Sebuah Tantangan Besar

Kisah tentang keindahan Danau terbesar di Asia Tenggara itu saatnya menantang para penulis daerah ini untuk menonjolkan keunggulan-keunggulan yang masih tersisa, ketimbang terus mewartakan hal-hal buruk.

Mari belajar dari tempat lain. Pulau Belitung adalah bekas tambang timah, yang jelas-jelas meninggalkan sisa tambang yang membuat tanahnya gersang dan tak ada indahnya untuk dikunjungi. Novel Lasykar Pelangi begitu jelinya mengisahkan keunggulan pulau itu melalu sebuah ksah sepuluh anak sekolah yang tergabung dalam Lasykar Pelangi.

Asyik menulis kotornya danau, menyalahkan pengusaha, pemerintah, masyarakat tanpa mampu menawarkan solusi yang praktis, tentu tidak bias dihentikan juga. Tetapi menulis tentang keindahan danau— kehidupan penduduk, indahnya alam janga ndilupakan. Masih banyak keunggulan danau ini selain dari air yang kotor.
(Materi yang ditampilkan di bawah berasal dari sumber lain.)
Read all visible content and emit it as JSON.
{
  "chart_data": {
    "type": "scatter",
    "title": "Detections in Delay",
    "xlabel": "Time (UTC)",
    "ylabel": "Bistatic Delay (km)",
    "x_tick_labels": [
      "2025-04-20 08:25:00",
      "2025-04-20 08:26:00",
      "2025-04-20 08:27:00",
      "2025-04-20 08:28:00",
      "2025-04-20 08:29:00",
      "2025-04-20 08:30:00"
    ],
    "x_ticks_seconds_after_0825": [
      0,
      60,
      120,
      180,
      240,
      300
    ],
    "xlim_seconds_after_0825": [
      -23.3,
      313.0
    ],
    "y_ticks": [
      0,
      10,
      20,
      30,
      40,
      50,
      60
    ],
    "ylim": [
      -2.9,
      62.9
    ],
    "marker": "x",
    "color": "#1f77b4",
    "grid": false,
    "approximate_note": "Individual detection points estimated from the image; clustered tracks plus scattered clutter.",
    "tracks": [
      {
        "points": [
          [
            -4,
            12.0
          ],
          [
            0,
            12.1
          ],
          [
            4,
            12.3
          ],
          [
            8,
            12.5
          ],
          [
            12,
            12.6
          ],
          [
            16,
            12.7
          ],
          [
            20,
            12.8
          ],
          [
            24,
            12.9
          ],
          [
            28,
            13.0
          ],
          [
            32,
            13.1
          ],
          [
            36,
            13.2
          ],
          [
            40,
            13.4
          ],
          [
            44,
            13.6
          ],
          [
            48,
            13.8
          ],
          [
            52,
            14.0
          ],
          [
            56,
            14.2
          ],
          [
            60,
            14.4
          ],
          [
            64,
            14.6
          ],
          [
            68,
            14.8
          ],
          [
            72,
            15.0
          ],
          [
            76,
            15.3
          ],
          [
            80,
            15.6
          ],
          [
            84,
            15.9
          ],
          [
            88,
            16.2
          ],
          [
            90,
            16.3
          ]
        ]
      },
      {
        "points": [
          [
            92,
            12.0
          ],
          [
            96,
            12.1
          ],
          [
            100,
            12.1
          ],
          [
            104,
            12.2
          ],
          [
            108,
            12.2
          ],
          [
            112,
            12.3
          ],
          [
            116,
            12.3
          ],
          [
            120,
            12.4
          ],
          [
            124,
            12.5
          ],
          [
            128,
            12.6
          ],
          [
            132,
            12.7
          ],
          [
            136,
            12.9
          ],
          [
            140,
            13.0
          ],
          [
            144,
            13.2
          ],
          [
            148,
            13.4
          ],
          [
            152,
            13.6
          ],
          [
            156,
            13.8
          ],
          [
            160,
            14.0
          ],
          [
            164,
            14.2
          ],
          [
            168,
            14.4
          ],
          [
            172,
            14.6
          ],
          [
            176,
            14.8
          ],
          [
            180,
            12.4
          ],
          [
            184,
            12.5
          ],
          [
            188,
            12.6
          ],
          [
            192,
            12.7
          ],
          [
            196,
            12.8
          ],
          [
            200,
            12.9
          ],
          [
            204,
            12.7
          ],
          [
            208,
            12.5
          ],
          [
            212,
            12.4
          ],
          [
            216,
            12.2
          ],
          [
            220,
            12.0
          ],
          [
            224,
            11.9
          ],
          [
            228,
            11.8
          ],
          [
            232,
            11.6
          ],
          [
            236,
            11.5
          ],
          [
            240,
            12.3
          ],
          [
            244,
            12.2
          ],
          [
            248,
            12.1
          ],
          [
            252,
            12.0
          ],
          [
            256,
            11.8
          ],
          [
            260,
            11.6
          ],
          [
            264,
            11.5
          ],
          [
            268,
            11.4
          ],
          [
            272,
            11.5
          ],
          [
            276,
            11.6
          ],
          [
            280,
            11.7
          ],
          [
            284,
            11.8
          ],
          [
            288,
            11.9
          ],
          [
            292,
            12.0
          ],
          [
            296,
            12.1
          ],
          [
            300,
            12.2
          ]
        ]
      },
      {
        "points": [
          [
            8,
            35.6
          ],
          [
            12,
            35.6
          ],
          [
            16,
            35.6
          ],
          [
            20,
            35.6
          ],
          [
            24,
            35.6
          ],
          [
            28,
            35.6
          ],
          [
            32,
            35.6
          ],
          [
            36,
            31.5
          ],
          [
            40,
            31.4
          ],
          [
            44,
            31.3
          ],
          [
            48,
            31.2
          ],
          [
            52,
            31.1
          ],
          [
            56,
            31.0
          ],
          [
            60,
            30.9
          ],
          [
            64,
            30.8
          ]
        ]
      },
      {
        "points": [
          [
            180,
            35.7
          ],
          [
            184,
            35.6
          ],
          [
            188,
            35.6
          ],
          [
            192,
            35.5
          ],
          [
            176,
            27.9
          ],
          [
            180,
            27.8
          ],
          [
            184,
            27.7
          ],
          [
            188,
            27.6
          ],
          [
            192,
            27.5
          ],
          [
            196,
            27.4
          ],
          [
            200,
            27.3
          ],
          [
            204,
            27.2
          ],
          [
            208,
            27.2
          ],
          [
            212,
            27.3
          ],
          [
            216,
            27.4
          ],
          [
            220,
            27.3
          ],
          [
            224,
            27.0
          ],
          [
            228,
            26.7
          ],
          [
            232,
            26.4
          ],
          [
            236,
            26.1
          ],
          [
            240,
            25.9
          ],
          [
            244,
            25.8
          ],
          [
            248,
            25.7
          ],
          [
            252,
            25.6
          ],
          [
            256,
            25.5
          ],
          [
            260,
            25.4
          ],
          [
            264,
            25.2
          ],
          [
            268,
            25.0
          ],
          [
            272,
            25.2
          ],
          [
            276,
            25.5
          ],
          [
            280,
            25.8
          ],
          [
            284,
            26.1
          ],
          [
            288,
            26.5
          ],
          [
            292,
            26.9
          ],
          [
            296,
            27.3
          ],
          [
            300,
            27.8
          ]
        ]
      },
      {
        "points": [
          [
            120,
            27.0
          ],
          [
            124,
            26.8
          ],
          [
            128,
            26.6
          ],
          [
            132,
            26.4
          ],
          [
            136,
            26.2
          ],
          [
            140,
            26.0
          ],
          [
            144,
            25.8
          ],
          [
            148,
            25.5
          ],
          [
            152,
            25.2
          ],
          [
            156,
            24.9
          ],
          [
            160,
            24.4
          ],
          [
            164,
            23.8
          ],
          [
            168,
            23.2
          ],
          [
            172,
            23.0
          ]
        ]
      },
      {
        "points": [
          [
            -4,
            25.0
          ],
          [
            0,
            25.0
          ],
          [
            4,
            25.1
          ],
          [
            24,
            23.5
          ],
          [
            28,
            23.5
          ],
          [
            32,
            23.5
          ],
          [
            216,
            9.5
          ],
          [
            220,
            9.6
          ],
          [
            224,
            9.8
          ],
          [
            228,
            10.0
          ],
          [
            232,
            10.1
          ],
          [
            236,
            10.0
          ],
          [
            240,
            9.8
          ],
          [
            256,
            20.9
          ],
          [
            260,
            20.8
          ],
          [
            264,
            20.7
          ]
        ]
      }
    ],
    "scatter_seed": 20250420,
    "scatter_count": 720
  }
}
Bertahun-tahun usaha mengusir para pengusaha dan petani karamba dari Danau itu, tapi tokh tidak ada hasilnya. Suara para pencinta lingkungan makin nyaring, pengusaha karamba makin menjamur.

Kita tidak boleh hanya berhenti mengutuk, menyalahkan. Marilah kita mencari solusi bersama secara kreatif, tanpa terus menuding dan menyalahkan satu sama lain. Urusan karamba serahkan kepada yang berwenang menanganinya, munculkan kreativitas anak-anak muda bangsa ini, khususnya para penulis.

Tidakkah mungkin karya-karya kreatif bisa memunculkan ksah-kisah menarik dari karamba dan menjadikannya menjadi sebuah obyek wisata?. Bukankah Annette Horchmann melihat keburukan Danau Toba, tetapi masih mampu secara kreatif mengisahkan Danau ini ke Berlin sana?. Beliau tidak hanya mengutuk, tetapi turut mengumpulkan sampah yang bertebaran, mendirikan bisnis wisata.

Kita mesti bertapakur sejenak. Kenapa Lasykar Pelangi bias mengekspos bekas-bekas tambang menjadi kawasan wisata yang menarik. Tidak hanya mencari-cari kambing hitam kesalahan penambang yang di masalalu mengeruk timah dari perut bumi Belitung.

Mari dukung lomba menulis tentang Danau Toba dengan berbagai topik dan sudut pandang, yang digelar saat pesta Danau Toba berlangsung dengan tulisan yang lebih berkualitas. Mari memacu potensi para penulis untuk menggali kisah yang menarik wisatawan. Perhatikanlah mereka, lengkapi mereka semangat dan fasilitas. Pengusaha wisata maupun pemerintah jangan sebelah mata memandang mereka. Berikan pembinaan dan dukungan.

Para penulis di provinsi ini dihimbau untuk mencari dan menulis secara kreatif keunggulan-keunggulan danau yang masih tersisa. Kisahkanlah tentang keunggulan Danau Toba, dan keburukan secara seimbang, sehingga citra

Danau Toba, bukan sebuah neraka. Danau Toba adalah surga bagi wisatawan. Belajarlah dari Pulau Belitung. Dicari, penulis novel Laskar Pelangi untuk Danau Toba! ***

Penulis adalah kolomnis, penulis biografi berdomisili di Medan.